Trump Orders Defense Department To Publicly Confirm Assassination Of Iranian General

In a break from long-standing intelligence practices, President Donald Trump ordered the Defense Department to confirm that the United States was behind the missile strike that killed Qassem Soleimani, the commander of Iran’s secretive Quds Force, and six others, including Iraqi militia commander Abu Mahdi al-Muhandis. The public acknowledgement of responsibility is a game changer. While Iran (like most of us) assumed it was the United States, the public confirmation of the assassination removes any doubt and forces Iran and Iraq to deal with a direct and official attack. International law treats the targeted killing of a ranking military figure on foreign sovereign soil as a presumptive act of war. As always however there is no shortage of hypocrisy in the condemnations from Capitol Hill.

House Speaker Nancy Pelosi, D-Calif., has denounced the failure to confer with Congress before taking this act. I agree with that criticism and has been a long-standing critic of the expanded war powers given to presidents. However, the Democrats are in no position to criticize since they are less concerned with consultation when the president is from their own party. President Obama acted unilaterally in launching the Libyan War. I represented Democratic and Republican members challenging that unilateral action.

Michael Bloomberg has criticized Bernie Sanders for calling this an assassination but I am not sure what the distinction is between a “targeted killing” and an “assassination.” Both are targeting an individual.
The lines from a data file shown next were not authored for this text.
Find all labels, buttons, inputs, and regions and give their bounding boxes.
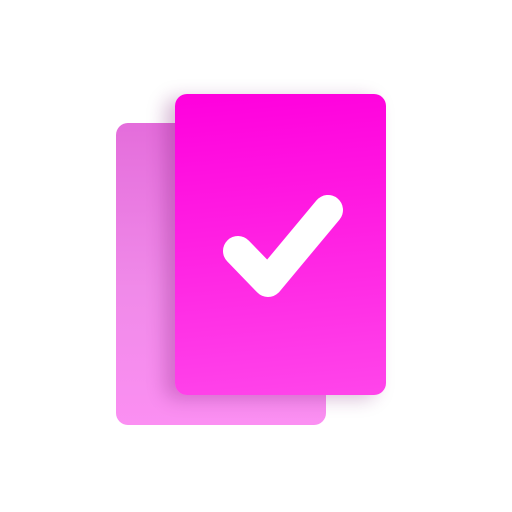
front-card (175, 94, 386, 395)
app-icon (0, 0, 512, 512)
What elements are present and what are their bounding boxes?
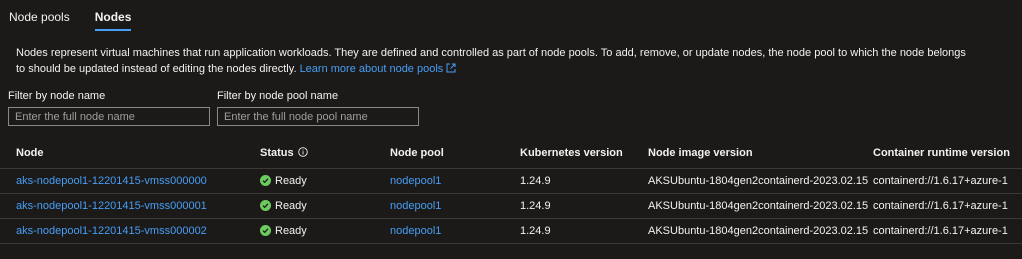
node-pool-link[interactable]: nodepool1 <box>390 219 441 243</box>
checkmark-circle-icon <box>260 225 271 236</box>
column-header-node[interactable]: Node <box>16 139 44 167</box>
learn-more-label: Learn more about node pools <box>299 63 444 75</box>
tab-bar: Node pools Nodes <box>0 0 1022 34</box>
status-cell: Ready <box>260 169 307 193</box>
column-header-status[interactable]: Status <box>260 139 308 167</box>
status-text: Ready <box>275 225 307 237</box>
filter-node-name: Filter by node name <box>8 89 210 126</box>
table-row: aks-nodepool1-12201415-vmss000001 Ready … <box>0 194 1022 219</box>
checkmark-circle-icon <box>260 200 271 211</box>
status-text: Ready <box>275 175 307 187</box>
node-name-input[interactable] <box>8 107 210 126</box>
learn-more-link[interactable]: Learn more about node pools <box>300 63 457 75</box>
node-link[interactable]: aks-nodepool1-12201415-vmss000001 <box>16 194 207 218</box>
node-image-version: AKSUbuntu-1804gen2containerd-2023.02.15 <box>648 200 869 212</box>
table-header: Node Status Node pool Kubernetes version… <box>0 139 1022 169</box>
node-pool-link[interactable]: nodepool1 <box>390 194 441 218</box>
container-runtime-version: containerd://1.6.17+azure-1 <box>873 225 1008 237</box>
tab-nodes[interactable]: Nodes <box>86 0 141 34</box>
node-link[interactable]: aks-nodepool1-12201415-vmss000000 <box>16 169 207 193</box>
status-cell: Ready <box>260 219 307 243</box>
node-image-version: AKSUbuntu-1804gen2containerd-2023.02.15 <box>648 225 869 237</box>
checkmark-circle-icon <box>260 175 271 186</box>
container-runtime-version: containerd://1.6.17+azure-1 <box>873 200 1008 212</box>
container-runtime-version: containerd://1.6.17+azure-1 <box>873 175 1008 187</box>
column-header-kubernetes-version[interactable]: Kubernetes version <box>520 139 623 167</box>
tab-node-pools[interactable]: Node pools <box>0 0 79 34</box>
table-row: aks-nodepool1-12201415-vmss000002 Ready … <box>0 219 1022 244</box>
node-pool-name-input[interactable] <box>217 107 419 126</box>
external-link-icon <box>446 63 456 73</box>
kubernetes-version: 1.24.9 <box>520 200 551 212</box>
node-link[interactable]: aks-nodepool1-12201415-vmss000002 <box>16 219 207 243</box>
status-cell: Ready <box>260 194 307 218</box>
kubernetes-version: 1.24.9 <box>520 175 551 187</box>
column-header-node-pool[interactable]: Node pool <box>390 139 444 167</box>
info-icon[interactable] <box>297 147 308 157</box>
column-header-container-runtime-version[interactable]: Container runtime version <box>873 139 1010 167</box>
nodes-panel: Node pools Nodes Nodes represent virtual… <box>0 0 1022 259</box>
filter-node-name-label: Filter by node name <box>8 90 106 102</box>
status-text: Ready <box>275 200 307 212</box>
column-header-node-image-version[interactable]: Node image version <box>648 139 753 167</box>
filter-node-pool-name: Filter by node pool name <box>217 89 419 126</box>
nodes-table: Node Status Node pool Kubernetes version… <box>0 139 1022 244</box>
node-image-version: AKSUbuntu-1804gen2containerd-2023.02.15 <box>648 175 869 187</box>
column-header-status-label: Status <box>260 147 294 159</box>
description-text: Nodes represent virtual machines that ru… <box>16 47 966 75</box>
table-row: aks-nodepool1-12201415-vmss000000 Ready … <box>0 169 1022 194</box>
filter-node-pool-name-label: Filter by node pool name <box>217 90 339 102</box>
description: Nodes represent virtual machines that ru… <box>16 45 976 77</box>
node-pool-link[interactable]: nodepool1 <box>390 169 441 193</box>
kubernetes-version: 1.24.9 <box>520 225 551 237</box>
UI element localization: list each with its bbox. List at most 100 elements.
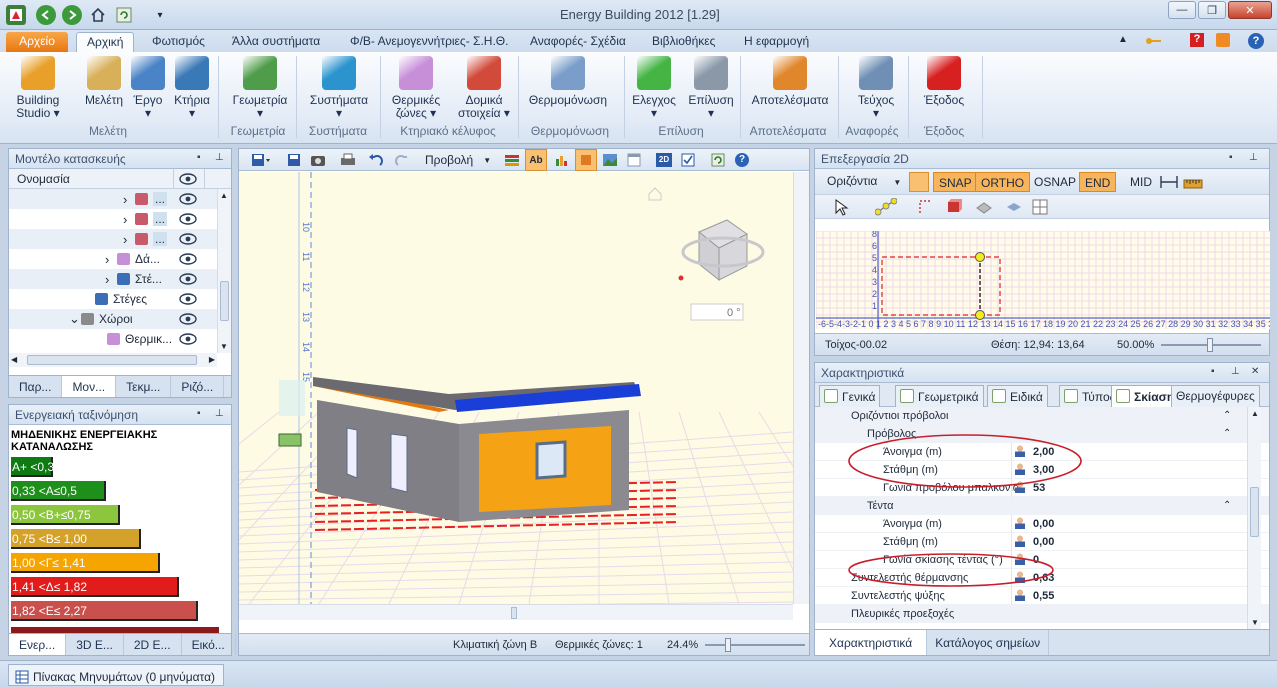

For decades, I have criticized how Congress has ignored the constitutional requirement to declare war and given presidents blank checks in pursuing wars at their discretion. Most relevantly, President Obama claimed the right to kill not just any foreigner but American citizens on his unilateral authority. I denounced this kill list policy but Democrats like Speaker Nancy Pelosi and others supported President Obama.

Of course, the congressional Democrats are not the only ones caught in the hypocrisy of the moment. Russia, which has assassinated people around the world, has objected over the violation of international law.

I have long posed the question of what would happen if another country took out an American leader or military figure on U.S. soil. We would certainly treat that as an act of war. Claiming American exceptionalism is not enough. We have to maintain a clear and credible position on military interventions if we expect the same protections of international law.

This is precisely the danger that the Framers sought to avoid with the requirement that only Congress can declare a war. While the Administration claims that another attack was “imminent,” it should make that case to Congress. Even if one accepts that there are cases where a president must act on an exigent basis, that does not mean that the White House cannot confer with a handful of congressional leaders known as the Gang of Eight. Sen. Lindsey Graham (R., S.C.) however says that he was given a briefing when visiting the President in Florida.

This brings us back to the official declaration of responsibility for the assassination. We are now on the record in committing an act that is widely defined as an act of war not just against Iran but arguably against Iraq. That places even greater pressure on our rationale for the right to carry out a missile attack in a sovereign country to kill a foreign military leader. Secretary of State Mike Pompeo has referred to the “active . . . plotting” further acts. That has not been used previously as the basis for taking out a figure who is widely viewed as the second most powerful figure in a sovereign nation.

Few people are grieving the death of Soleimani who has a long history of terrorist associations as well as connections to operations killing many American personnel. He is not the issue. The issue is the constitutional authority of a president to unilaterally take an act that is widely viewed as a act of war without conferral, let alone a declaration, from Congress. Again, President Trump is not the first president to assert such unilateral authority, but this remains a glaring contradiction in our constitutional system of checks and balances.